SINGAPURA, mataberita.co.id__ Singapura terancam gelap gulita dan krisis energi. Lantaran kesulitan pasokan gas di tengah lonjakan permintaan dan harga gas global. Terlebih sempat adanya gangguan impor gas dari Indonesia yang menjadi salah satu biang keroknya. Sejumlah perusahaan penyedia listrik di negara tetangga Indonesia itu kini bertumbangan. Sementara, pasokan gas alam ke Singapura dari Tanah Air Indonesia belum sepenuhnya pulih sejak mengalami gangguan pada Juli. Nasibnya kini ada di tangan Indonesia.
Pada Kamis (21/10/2021), Energy Market Authority (EMA) menyatakan. Gangguan pasokan gas di Indonesia telah berkontribusi pada lonjakan harga listrik. Sementara, Direktur Eksekutif Center of Energy and Resources Indonesia (CERI), Yusri Usman mengatakan. Singapura memang sangat tergantung dengan pasokan gas dari Indonesia melalui pipa. Setidaknya ada tiga kontrak ekspor gas Tanah Air ke negara tetangga itu dengan pasokan minimal sekitar 700 juta standar kaki kubik per hari (MMSCFD).
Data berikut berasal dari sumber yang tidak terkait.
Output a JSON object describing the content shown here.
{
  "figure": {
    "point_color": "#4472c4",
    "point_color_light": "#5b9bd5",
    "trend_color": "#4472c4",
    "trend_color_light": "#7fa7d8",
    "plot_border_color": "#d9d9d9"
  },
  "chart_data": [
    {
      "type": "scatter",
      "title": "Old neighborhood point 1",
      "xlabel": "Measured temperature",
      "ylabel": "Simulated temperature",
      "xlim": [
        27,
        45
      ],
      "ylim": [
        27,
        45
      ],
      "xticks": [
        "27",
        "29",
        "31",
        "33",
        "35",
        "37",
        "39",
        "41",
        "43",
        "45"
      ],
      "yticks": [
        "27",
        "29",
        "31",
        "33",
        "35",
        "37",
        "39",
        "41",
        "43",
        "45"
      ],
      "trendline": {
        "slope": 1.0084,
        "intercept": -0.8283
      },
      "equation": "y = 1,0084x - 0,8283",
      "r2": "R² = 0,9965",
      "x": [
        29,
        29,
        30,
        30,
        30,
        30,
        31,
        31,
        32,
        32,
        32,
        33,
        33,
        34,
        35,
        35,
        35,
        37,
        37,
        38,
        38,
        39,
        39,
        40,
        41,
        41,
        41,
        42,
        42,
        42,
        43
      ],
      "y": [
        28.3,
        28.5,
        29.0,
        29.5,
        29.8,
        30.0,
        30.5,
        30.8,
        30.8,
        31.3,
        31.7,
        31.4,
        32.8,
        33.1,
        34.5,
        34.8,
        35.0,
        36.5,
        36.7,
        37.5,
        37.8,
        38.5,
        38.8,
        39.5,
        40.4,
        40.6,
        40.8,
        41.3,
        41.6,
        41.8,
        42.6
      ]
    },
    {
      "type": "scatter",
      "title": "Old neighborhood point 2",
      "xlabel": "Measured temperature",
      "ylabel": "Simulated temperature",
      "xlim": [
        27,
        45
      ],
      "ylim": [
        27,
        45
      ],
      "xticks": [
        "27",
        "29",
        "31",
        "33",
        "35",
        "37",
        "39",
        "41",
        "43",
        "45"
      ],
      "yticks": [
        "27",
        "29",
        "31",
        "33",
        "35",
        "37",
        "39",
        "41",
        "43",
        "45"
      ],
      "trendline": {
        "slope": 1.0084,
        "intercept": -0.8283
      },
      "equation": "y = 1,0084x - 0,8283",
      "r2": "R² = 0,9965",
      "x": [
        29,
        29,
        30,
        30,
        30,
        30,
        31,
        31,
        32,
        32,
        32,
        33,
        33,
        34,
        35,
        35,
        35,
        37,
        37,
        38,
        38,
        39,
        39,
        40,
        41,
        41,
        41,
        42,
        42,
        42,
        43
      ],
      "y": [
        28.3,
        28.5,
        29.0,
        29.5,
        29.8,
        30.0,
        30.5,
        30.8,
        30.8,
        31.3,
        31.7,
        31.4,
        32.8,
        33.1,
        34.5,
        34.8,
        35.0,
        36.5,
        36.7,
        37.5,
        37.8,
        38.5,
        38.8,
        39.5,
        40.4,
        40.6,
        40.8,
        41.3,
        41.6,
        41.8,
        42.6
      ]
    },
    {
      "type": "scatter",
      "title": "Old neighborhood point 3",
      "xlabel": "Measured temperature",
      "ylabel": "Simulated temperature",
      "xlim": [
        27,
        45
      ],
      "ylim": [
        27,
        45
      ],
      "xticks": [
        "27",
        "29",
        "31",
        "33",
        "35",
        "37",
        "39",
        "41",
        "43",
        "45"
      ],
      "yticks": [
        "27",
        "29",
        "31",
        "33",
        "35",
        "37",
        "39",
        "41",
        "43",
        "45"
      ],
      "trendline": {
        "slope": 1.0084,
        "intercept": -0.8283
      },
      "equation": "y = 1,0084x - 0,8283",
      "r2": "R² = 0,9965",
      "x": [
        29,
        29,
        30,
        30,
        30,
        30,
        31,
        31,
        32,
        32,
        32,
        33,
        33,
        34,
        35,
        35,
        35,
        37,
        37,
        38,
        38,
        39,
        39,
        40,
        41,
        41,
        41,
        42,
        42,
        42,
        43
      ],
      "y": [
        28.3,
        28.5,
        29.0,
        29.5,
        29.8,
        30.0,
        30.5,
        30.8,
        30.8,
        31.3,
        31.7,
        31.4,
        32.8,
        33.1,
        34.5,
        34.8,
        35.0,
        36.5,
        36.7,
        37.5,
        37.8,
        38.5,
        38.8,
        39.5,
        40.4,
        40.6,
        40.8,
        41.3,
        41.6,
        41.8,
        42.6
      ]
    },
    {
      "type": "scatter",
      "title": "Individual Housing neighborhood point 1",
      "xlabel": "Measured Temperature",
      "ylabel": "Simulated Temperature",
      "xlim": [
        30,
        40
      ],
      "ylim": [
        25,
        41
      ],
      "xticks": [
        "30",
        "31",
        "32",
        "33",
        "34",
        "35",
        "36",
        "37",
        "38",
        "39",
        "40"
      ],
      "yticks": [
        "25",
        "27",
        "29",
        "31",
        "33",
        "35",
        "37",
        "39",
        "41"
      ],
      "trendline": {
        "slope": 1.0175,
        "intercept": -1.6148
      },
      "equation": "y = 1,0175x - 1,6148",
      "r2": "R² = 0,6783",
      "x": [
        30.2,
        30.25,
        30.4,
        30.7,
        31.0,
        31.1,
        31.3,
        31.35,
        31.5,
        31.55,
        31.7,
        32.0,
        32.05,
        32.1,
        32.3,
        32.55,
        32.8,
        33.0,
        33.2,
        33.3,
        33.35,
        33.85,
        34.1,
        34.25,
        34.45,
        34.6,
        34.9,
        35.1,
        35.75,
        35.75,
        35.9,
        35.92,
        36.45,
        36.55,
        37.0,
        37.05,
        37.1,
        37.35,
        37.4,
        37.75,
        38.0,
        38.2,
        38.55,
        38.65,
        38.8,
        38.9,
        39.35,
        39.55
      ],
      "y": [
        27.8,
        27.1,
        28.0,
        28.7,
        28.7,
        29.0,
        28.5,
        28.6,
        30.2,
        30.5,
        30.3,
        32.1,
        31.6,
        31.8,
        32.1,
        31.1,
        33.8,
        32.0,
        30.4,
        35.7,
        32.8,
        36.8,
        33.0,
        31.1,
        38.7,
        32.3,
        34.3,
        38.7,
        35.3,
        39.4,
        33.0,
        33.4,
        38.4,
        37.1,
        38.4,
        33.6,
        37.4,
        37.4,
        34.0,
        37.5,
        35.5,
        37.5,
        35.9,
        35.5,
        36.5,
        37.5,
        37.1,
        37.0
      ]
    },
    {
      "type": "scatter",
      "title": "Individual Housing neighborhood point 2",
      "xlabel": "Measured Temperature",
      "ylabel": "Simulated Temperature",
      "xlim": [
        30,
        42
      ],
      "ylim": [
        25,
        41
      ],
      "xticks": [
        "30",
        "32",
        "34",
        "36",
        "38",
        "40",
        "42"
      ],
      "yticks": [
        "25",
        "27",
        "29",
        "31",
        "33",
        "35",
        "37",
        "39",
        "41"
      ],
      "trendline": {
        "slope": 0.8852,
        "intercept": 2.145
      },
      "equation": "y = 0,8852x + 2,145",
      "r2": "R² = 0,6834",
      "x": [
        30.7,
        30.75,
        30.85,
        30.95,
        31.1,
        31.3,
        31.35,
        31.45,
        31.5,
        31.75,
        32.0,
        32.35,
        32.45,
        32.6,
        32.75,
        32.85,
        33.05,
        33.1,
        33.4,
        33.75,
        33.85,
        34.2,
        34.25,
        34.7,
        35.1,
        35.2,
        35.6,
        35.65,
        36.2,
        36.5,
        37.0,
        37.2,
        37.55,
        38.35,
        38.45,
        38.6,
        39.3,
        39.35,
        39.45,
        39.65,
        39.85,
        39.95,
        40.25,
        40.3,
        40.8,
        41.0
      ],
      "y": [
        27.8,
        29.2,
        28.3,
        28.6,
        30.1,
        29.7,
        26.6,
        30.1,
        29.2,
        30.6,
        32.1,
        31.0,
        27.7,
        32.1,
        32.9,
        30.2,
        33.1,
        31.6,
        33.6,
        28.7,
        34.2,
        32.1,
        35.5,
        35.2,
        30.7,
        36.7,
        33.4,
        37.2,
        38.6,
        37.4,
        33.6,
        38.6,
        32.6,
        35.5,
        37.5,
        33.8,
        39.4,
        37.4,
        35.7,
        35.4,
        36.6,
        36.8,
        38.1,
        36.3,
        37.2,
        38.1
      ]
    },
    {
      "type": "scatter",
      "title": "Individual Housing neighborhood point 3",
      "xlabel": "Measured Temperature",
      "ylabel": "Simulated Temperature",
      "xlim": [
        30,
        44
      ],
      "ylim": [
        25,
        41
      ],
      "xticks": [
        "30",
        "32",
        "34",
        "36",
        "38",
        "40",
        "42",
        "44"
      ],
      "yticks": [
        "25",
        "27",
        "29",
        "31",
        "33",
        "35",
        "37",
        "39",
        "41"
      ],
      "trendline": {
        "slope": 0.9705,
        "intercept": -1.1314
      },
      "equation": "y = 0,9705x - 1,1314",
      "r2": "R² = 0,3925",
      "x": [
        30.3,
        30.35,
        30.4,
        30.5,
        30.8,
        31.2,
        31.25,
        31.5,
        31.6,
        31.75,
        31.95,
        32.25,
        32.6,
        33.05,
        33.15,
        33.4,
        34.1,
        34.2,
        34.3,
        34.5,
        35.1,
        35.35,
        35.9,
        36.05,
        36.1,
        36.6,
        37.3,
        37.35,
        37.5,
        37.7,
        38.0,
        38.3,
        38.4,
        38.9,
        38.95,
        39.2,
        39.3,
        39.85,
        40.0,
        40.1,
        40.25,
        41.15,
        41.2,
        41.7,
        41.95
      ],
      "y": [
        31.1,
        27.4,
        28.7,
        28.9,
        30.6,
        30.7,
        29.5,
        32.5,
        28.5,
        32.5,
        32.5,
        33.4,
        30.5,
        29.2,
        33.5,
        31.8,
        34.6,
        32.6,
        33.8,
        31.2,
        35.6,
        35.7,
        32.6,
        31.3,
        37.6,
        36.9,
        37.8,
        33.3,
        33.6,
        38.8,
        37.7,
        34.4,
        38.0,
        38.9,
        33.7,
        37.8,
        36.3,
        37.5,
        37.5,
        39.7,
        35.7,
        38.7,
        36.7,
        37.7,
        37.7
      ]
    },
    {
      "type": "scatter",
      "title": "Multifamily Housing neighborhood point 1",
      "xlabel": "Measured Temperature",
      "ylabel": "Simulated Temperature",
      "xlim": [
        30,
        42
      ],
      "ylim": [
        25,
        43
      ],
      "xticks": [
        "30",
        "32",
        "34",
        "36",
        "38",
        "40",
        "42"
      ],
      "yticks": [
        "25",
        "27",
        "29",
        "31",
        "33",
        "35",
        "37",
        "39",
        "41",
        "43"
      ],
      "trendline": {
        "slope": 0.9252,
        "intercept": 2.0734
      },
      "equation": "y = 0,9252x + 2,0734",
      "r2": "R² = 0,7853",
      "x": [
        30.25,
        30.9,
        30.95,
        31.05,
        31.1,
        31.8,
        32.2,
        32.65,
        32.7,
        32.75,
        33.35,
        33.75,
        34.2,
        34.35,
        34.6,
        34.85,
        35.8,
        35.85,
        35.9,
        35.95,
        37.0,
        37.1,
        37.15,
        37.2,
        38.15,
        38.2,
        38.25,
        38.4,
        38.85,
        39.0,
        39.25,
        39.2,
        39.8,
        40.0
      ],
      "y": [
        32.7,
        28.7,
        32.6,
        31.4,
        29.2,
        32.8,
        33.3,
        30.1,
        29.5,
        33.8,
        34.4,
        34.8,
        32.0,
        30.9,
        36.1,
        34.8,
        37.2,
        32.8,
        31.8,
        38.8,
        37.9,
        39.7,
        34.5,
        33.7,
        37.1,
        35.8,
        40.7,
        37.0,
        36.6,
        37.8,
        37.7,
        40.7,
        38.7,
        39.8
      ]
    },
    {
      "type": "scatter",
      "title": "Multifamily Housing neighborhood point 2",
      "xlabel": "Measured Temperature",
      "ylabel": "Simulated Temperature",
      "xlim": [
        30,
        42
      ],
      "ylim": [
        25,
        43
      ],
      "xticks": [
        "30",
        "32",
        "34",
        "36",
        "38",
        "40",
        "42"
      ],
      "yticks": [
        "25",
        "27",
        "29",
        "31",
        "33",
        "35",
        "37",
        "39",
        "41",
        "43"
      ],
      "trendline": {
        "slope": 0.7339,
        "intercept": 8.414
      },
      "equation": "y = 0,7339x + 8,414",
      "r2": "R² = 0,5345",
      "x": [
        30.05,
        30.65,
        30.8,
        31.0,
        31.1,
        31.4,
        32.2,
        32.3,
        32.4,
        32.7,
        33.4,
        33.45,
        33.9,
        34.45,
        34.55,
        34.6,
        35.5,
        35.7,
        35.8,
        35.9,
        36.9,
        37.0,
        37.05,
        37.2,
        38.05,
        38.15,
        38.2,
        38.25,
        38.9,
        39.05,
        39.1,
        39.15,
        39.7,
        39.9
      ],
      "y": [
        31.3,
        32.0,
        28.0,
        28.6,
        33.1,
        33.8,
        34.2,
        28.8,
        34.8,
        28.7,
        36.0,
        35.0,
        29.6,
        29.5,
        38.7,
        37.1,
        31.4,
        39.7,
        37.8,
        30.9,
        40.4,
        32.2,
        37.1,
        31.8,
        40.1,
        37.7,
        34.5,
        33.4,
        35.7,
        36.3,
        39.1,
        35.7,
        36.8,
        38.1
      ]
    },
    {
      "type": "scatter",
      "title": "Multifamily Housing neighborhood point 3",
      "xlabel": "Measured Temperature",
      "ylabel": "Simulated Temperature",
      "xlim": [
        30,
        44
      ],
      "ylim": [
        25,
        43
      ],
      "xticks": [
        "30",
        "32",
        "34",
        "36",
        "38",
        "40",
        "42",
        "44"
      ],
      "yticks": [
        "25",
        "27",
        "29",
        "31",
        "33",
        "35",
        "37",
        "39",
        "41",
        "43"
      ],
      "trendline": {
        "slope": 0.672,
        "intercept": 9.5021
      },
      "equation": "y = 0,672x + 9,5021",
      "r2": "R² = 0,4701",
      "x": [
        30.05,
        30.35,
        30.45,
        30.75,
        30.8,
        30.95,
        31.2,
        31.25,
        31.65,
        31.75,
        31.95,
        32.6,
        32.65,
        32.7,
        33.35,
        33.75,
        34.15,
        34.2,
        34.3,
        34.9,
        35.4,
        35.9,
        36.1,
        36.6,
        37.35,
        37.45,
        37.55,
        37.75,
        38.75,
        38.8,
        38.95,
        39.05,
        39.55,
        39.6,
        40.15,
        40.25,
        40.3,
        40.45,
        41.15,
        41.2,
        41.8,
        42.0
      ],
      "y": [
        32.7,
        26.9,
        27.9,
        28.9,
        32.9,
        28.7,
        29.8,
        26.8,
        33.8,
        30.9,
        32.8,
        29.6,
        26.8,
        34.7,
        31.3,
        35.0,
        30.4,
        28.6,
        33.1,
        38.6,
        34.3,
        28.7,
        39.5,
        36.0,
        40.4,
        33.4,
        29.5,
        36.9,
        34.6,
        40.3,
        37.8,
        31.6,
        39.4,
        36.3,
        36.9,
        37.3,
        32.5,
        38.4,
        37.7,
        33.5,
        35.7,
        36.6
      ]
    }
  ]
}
Berdasarkan data BP Statistical Review 2021, konsumsi gas alam Singapura pada 2020 sekitar 1,22 miliar kaki kubik per hari (BCFD). Itu artinya hampir 60% pasokan gasnya berasal dari Indonesia. “Singapura sangat tergantung dengan pasokan gas dari Indonesia. Yakni gas dari Natuna dan Grissik Sumsel, semua dengan sistem pipa,” kata Yusri pada Kamis (21/10/2021). Dia pun menjelaskan. Singapura relatif sulit mencari pengganti pemasok gas pipa selain dari Indonesia.
KLIK JUGA : Ketua DPR Puan Maharani Heran, Pemerintah Tetapkan PCR Negatif Jadi Syarat Naik Pesawat
Bisa saja menggantinya dengan bentuk gas alam cair (LNG). Akan tetapi, itu harganya lebih mahal. “Singapura bisa saja cari pemasok dari negara lain dengan bentuk LNG. Tetapi beli gas dengan sistem pipa jauh lebih murah. Sehingga tetap saja Singapura membeli gas dari Indonesia melalui pipa menjadi prioritas utama mereka,” terang Yusri. Hal yang sama juga dikatakan oleh Direktur Eksekutif Energy Watch, Mamit Setiawan.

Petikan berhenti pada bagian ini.